Get smart about what really happened in the 2020 election
After the last election, many of us hoped for a champion to undo voter fraud, that certain thing that drove President Donald Trump from office. A “Kraken.” A powerful force of nature, a metaphor of strength, rising from the depths, restorative of truth and proper process. And unlike the Kraken of legend and Hollywood, a purported force of good.
Failure to understand the complex architecture and confusing events of the 2020 election makes it more likely that something like it will happen again. Indeed, the destabilizing forces at work in 2020 are emboldened by their success. The philanthropic streams of money that fueled the 2020 outcome still exist. They are looking toward 2022 midterm elections to do it all over again.
That is why it is important to understand the complex mechanics that steered the outcome in 2020, so they do not happen again, so they do not further destabilize our political process.
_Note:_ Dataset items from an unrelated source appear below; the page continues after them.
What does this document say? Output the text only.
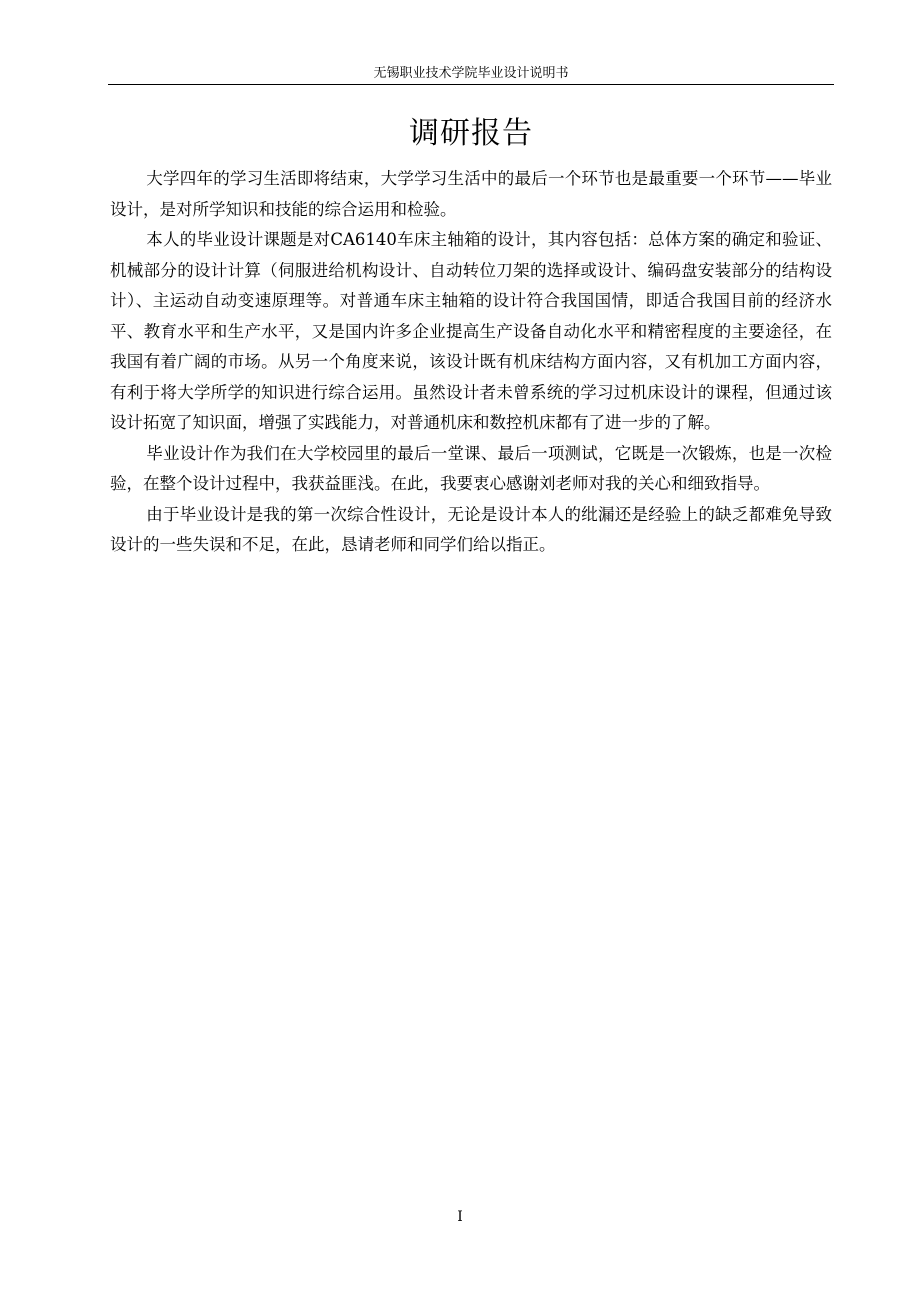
无锡职业技术学院毕业设计说明书
调研报告

大学四年的学习生活即将结束，大学学习生活中的最后一个环节也是最重要一个环节——毕业设计，是对所学知识和技能的综合运用和检验。

本人的毕业设计课题是对CA6140车床主轴箱的设计，其内容包括：总体方案的确定和验证、机械部分的设计计算（伺服进给机构设计、自动转位刀架的选择或设计、编码盘安装部分的结构设计）、主运动自动变速原理等。对普通车床主轴箱的设计符合我国国情，即适合我国目前的经济水平、教育水平和生产水平，又是国内许多企业提高生产设备自动化水平和精密程度的主要途径，在我国有着广阔的市场。从另一个角度来说，该设计既有机床结构方面内容，又有机加工方面内容，有利于将大学所学的知识进行综合运用。虽然设计者未曾系统的学习过机床设计的课程，但通过该设计拓宽了知识面，增强了实践能力，对普通机床和数控机床都有了进一步的了解。

毕业设计作为我们在大学校园里的最后一堂课、最后一项测试，它既是一次锻炼，也是一次检验，在整个设计过程中，我获益匪浅。在此，我要衷心感谢刘老师对我的关心和细致指导。

由于毕业设计是我的第一次综合性设计，无论是设计本人的纰漏还是经验上的缺乏都难免导致设计的一些失误和不足，在此，恳请老师和同学们给以指正。

I
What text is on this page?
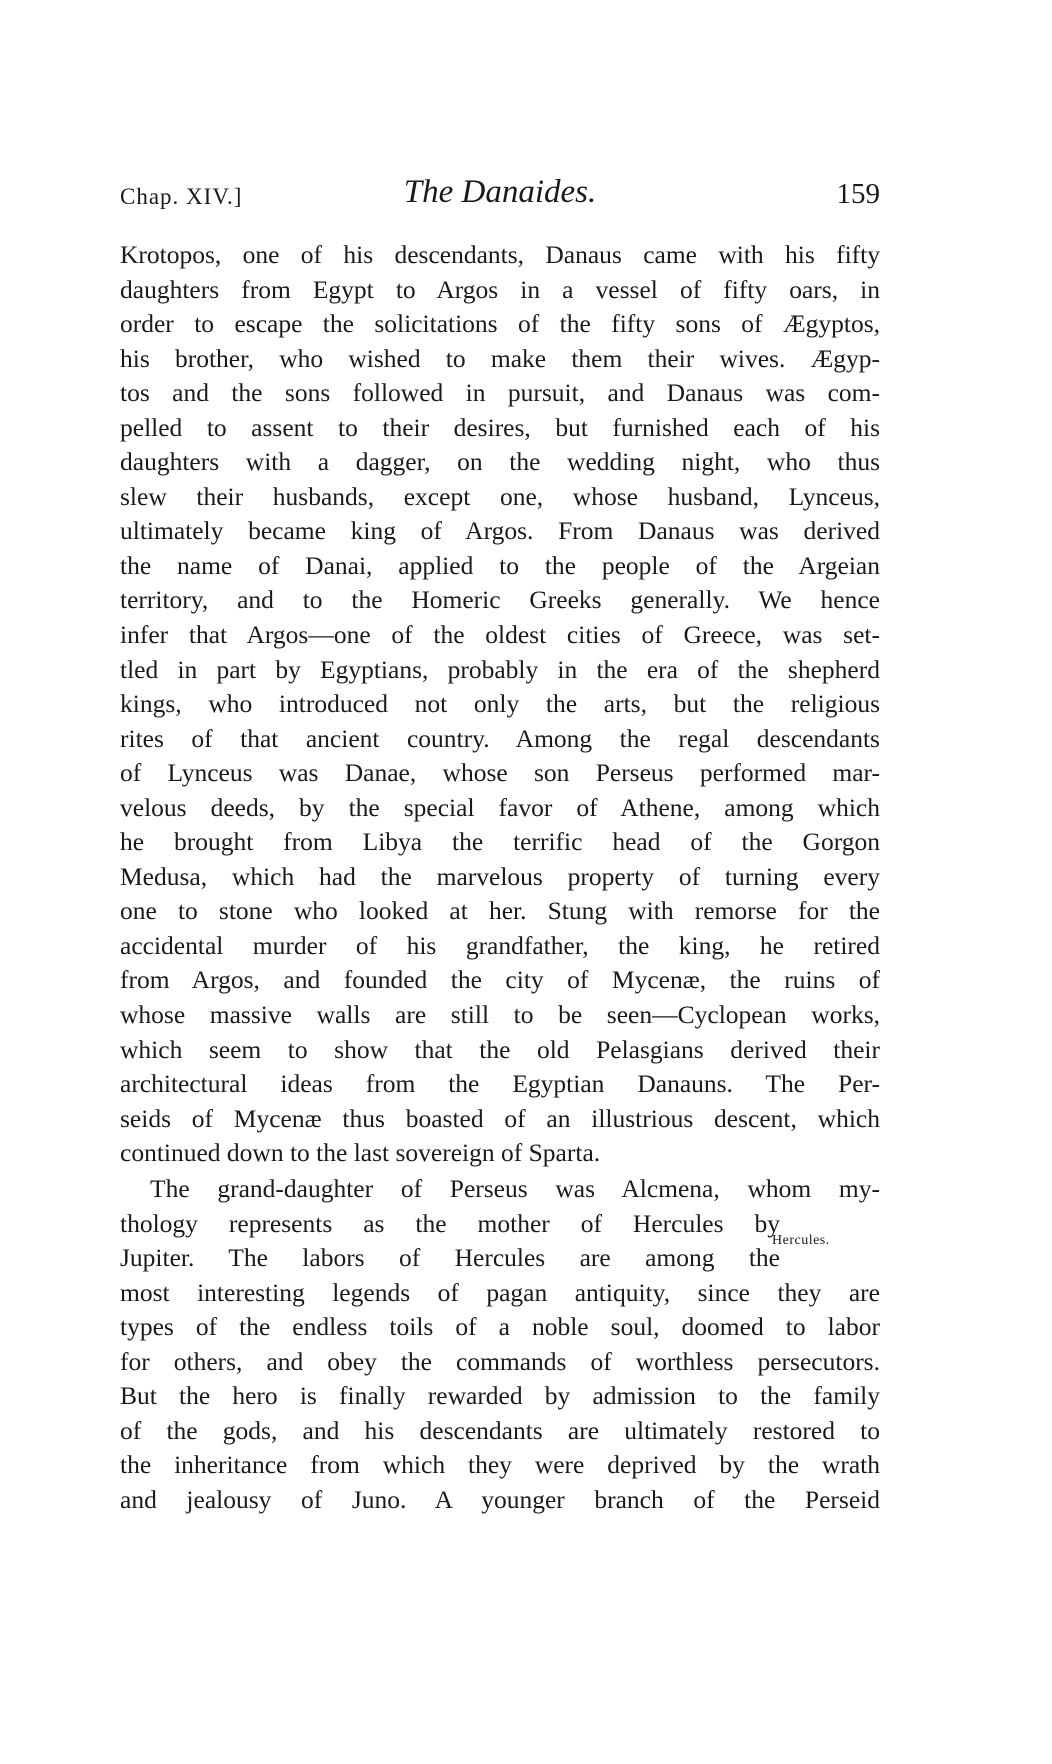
Chap. XIV.]	The Danaides.	159
Krotopos, one of his descendants, Danaus came with his fifty
daughters from Egypt to Argos in a vessel of fifty oars, in
order to escape the solicitations of the fifty sons of Ægyptos,
his brother, who wished to make them their wives. Ægyp-
tos and the sons followed in pursuit, and Danaus was com-
pelled to assent to their desires, but furnished each of his
daughters with a dagger, on the wedding night, who thus
slew their husbands, except one, whose husband, Lynceus,
ultimately became king of Argos. From Danaus was derived
the name of Danai, applied to the people of the Argeian
territory, and to the Homeric Greeks generally. We hence
infer that Argos—one of the oldest cities of Greece, was set-
tled in part by Egyptians, probably in the era of the shepherd
kings, who introduced not only the arts, but the religious
rites of that ancient country. Among the regal descendants
of Lynceus was Danae, whose son Perseus performed mar-
velous deeds, by the special favor of Athene, among which
he brought from Libya the terrific head of the Gorgon
Medusa, which had the marvelous property of turning every
one to stone who looked at her. Stung with remorse for the
accidental murder of his grandfather, the king, he retired
from Argos, and founded the city of Mycenæ, the ruins of
whose massive walls are still to be seen—Cyclopean works,
which seem to show that the old Pelasgians derived their
architectural ideas from the Egyptian Danauns. The Per-
seids of Mycenæ thus boasted of an illustrious descent, which
continued down to the last sovereign of Sparta.
The grand-daughter of Perseus was Alcmena, whom my-
thology represents as the mother of Hercules by
Jupiter. The labors of Hercules are among the
most interesting legends of pagan antiquity, since they are
types of the endless toils of a noble soul, doomed to labor
for others, and obey the commands of worthless persecutors.
But the hero is finally rewarded by admission to the family
of the gods, and his descendants are ultimately restored to
the inheritance from which they were deprived by the wrath
and jealousy of Juno. A younger branch of the Perseid
Hercules.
Two ingredients drove the outcome in 2020: First, private philanthropy injected into government election offices and, second, a banana-republic style suspension of agreed-upon election rules. You didn’t need much outright voter fraud when these two ingredients combined to poison the 2020 election.
First, ponder the private philanthropy. The most lethal poison injected in the 2020 election was essentially legal. It worked like this.
In the months before the 2020 elections, Mark Zuckerberg and his wife Priscilla Chan donated hundreds of millions of dollars to the Center for Tech and Civic Life (CTCL). Prior to Zuckerberg’s largess, CTCL had an annual budget around $600,000 per year. 2020 would be a very good year for them.